Btw, have lurked around here for a while - this is a great source of information and knowledge - glad I found you!


----------



## Honey08 (14 June 2013)

Hi,
Is it a loan or a share?  Usually for a loan you take over all care and costs of the horse (shoes, vet, keep etc) and don't pay anything per week, for a share you pay a weekly fee and get to ride certain days a week while the owner retains control...  If you're paying £30 per week then you are probably sharing the horse and shouldn't have to pay for anything else.  Most shares on here seem to be around £20/wk for two or three rides a week.  You need to find out what is covered and what isn't, what days you could ride etc.  Get it put down in a contract if you decide to go ahead.  I'd also ask what price they would want if you bought her, and get that down in writing too.

Other questions to ask, how is the horse kept, would you have to share jobs (mucking out etc), what sort of things has the horse done, is it good in traffic, what schooling has it done.

It does sound a tad hurried getting a horse on loan just as you've restarted riding, but it depends on how your riding is - if you're confident getting on most of the riding school horses and cantering/jumping I would say you would probably be ok.  Definately have lessons on the horse though.


----------



## JulesRules (15 June 2013)

I know some riding schools do these type of arrangements although don't know much about how it normally works I would expect they would still want use of the horse for lessons.  Very important to find out exactly what the terms are and especially what the notice is if it doesn't work out. Also, how much support would you get from the stables. 

I would say as long as notice terms are ok, why not. It could be good opportunity to get to know a horse before you decide to buy. Worst case is it doesn't work out and you end the agreement.


----------



## Duvetdays (16 June 2013)

Hi...thanks for your replies

I went to see the horse on Friday night with my daughter and husband.  I liked her a lot but felt a little alarmed when the YO had arranged for some livery girl to ride her first........then my daughter had a ride, and managed her really well, then myself.  I felt she was a little on the small side for me - she is around 14.2 and I am 5.7 with a 33 inch inside leg , but the YO said I looked fine   Having seen some video of me on her taken by husband, I think I look ridiculous!

Horse was not particularly well schooled, and turns out she is only really used for plods down the lane with tiny tots.  Asked all the questions I could think of, and was perturbed that YO had not thought of some of my questions, and that I would've been expected to pay half of any vet fees.....

I have had a working livery arrangement before (6 years ago) with a riding school horse, and it worked really well for me, as the days when I couldn't get there, I knew he was looked after and also ridden, and it was a fraction of the cost. 

Anyway, I went to another riding stables yesterday who offer this type of arrangement and it was much more professional.
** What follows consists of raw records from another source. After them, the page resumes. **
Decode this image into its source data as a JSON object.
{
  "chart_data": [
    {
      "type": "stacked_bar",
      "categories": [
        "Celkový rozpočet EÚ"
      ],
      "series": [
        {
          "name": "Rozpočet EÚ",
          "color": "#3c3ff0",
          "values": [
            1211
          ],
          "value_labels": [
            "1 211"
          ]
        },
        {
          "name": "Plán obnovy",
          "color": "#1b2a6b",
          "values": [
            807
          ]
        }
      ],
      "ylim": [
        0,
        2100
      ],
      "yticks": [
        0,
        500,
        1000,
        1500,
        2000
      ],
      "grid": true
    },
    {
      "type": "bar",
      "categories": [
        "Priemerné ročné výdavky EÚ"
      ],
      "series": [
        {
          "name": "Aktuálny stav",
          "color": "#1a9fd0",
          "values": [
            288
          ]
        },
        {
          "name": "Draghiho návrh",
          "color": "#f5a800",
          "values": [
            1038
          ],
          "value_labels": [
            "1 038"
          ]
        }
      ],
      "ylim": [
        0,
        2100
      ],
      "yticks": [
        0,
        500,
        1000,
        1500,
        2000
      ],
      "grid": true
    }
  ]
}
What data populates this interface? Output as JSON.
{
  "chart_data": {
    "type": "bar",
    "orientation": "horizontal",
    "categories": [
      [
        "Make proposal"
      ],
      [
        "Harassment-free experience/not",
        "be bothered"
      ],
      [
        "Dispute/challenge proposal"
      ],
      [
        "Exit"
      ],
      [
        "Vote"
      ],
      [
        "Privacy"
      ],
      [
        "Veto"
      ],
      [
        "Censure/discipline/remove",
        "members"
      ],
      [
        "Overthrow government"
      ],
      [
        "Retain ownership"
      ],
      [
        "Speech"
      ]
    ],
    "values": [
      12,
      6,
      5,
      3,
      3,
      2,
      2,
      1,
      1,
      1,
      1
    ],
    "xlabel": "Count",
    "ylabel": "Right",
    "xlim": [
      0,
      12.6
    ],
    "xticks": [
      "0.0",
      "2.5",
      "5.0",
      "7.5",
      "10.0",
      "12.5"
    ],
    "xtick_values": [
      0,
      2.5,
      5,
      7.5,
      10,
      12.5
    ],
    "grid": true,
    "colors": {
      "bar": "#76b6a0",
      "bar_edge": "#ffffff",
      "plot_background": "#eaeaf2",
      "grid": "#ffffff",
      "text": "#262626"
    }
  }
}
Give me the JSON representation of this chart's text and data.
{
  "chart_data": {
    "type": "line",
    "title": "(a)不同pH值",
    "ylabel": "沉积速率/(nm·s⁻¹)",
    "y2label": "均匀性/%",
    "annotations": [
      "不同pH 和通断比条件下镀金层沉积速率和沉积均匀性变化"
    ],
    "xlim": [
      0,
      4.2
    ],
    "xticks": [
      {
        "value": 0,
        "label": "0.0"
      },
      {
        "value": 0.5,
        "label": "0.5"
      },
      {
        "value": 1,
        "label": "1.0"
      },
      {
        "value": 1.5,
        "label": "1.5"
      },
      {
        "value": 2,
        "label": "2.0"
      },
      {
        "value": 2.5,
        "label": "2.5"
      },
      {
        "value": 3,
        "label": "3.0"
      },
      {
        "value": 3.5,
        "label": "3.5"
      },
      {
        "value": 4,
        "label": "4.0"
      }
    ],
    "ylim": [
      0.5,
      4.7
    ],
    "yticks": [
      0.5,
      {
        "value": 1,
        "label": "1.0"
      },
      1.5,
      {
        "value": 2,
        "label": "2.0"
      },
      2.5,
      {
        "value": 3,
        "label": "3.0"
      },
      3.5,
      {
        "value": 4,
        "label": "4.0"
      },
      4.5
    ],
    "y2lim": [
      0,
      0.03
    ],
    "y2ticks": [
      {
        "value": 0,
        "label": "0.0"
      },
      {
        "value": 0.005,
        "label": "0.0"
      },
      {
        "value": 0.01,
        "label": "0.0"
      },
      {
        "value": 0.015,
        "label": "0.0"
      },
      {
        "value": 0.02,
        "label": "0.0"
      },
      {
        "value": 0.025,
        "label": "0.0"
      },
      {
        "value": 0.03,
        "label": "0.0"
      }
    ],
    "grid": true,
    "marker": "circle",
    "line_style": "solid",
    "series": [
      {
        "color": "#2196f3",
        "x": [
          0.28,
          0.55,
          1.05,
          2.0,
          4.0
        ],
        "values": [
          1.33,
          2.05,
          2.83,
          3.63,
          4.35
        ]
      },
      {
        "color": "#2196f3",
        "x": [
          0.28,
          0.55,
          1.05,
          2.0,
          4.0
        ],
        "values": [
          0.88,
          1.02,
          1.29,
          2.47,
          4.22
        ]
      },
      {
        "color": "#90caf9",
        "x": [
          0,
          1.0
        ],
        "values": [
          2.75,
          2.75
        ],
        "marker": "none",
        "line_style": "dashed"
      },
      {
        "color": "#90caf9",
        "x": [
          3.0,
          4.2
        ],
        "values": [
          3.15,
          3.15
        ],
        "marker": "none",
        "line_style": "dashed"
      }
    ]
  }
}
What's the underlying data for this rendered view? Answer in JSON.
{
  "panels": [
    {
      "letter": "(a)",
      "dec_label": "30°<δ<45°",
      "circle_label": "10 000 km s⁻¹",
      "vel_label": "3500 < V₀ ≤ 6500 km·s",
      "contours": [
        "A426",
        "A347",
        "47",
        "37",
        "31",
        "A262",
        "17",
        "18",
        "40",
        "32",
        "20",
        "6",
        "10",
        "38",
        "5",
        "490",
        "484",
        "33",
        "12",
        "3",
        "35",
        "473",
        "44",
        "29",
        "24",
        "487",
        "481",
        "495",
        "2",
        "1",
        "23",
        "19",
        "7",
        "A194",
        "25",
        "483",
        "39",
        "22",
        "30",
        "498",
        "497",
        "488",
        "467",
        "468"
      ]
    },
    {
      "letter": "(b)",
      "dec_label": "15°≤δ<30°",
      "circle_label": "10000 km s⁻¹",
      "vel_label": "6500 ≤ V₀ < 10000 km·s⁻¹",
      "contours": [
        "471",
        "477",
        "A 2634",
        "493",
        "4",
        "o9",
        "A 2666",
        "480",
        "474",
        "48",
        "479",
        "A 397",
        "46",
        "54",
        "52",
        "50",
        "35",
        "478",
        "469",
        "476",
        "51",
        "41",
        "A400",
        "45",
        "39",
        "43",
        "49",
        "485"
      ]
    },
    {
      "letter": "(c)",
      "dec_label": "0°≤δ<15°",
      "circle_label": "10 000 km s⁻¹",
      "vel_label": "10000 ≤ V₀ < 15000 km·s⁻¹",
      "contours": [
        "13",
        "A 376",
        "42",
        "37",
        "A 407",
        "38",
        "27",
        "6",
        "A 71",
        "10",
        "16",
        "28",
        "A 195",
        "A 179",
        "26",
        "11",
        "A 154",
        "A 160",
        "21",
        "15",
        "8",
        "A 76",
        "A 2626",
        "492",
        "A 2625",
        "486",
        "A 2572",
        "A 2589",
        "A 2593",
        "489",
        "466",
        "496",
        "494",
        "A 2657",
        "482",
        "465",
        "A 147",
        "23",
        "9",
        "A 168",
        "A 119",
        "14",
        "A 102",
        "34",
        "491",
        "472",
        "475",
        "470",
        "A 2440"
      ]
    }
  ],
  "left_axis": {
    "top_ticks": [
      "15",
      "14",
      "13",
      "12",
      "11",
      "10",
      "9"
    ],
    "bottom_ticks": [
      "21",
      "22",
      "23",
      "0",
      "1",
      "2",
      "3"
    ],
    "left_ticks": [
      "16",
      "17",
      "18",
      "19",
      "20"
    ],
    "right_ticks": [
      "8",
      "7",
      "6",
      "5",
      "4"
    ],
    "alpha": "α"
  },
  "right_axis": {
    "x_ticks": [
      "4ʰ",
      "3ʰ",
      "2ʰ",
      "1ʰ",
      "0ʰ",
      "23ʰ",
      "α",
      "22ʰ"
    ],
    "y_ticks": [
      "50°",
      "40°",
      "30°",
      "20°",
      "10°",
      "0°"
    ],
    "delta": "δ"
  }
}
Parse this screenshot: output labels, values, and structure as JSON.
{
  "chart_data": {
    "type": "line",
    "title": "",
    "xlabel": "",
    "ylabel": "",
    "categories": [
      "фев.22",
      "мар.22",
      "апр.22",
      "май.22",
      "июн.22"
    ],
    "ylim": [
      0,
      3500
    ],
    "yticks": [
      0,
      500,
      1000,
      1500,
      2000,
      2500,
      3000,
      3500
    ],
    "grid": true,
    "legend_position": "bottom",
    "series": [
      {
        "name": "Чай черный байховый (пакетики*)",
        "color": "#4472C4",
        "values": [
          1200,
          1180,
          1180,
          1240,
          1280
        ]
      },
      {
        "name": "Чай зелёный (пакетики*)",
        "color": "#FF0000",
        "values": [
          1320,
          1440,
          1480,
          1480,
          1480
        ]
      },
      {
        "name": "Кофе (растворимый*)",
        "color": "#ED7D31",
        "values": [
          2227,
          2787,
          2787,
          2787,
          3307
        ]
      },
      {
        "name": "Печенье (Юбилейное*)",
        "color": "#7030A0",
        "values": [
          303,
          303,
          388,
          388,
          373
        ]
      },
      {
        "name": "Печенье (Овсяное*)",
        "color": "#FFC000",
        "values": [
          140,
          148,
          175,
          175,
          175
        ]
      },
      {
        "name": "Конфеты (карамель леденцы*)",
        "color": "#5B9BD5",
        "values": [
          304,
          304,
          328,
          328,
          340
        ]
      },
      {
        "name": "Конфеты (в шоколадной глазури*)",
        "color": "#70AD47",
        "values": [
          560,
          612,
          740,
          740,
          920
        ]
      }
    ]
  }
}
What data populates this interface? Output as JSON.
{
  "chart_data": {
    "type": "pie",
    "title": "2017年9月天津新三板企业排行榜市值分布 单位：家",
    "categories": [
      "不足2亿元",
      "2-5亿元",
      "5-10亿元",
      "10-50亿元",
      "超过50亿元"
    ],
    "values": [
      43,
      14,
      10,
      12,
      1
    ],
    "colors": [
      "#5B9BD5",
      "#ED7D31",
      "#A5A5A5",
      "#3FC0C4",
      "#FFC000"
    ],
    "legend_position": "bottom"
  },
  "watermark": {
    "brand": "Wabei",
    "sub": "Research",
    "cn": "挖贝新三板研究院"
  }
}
They had a suitable horse who is very experienced and is still used perhaps three or four times a week, in regular lessons with the same riders every week so I know when he would be available.  I can do as much or as little of his care as I can.  He (and I) would be covered under YO insurance policy, I have no responsibility for shoe, feeding, vet etc.  This horse is 16.2 and obviously a better size for me, and my daughter is quite tall for her age, and he can jump (which she is into, not me lol).  He has a little mud rash on hind legs which they're treating and it is clearing up, and he had a bad winter and is still to gain the weight back, but he is doing so slowly.....anyway, nothing that would bother me as a working livery loan. I have arranged a proper lesson on him tomorrow night, and if I don't 'gel' with him, they have a few other options.....I groomed him yesterday and spent some time in his stable, and he is lovely - even my husband liked him .  

So, altogether a better option, although further away!  Daughter will continue working and having her lessons at our close stable, and we will have our loan horse to ride at the other stable at other times, and husband (who is a complete beginner but taking lessons, can even have a plod round on him sometimes..best of both worlds, don't you think?


----------



## quavers (20 June 2013)

This sounds great much better option  x


----------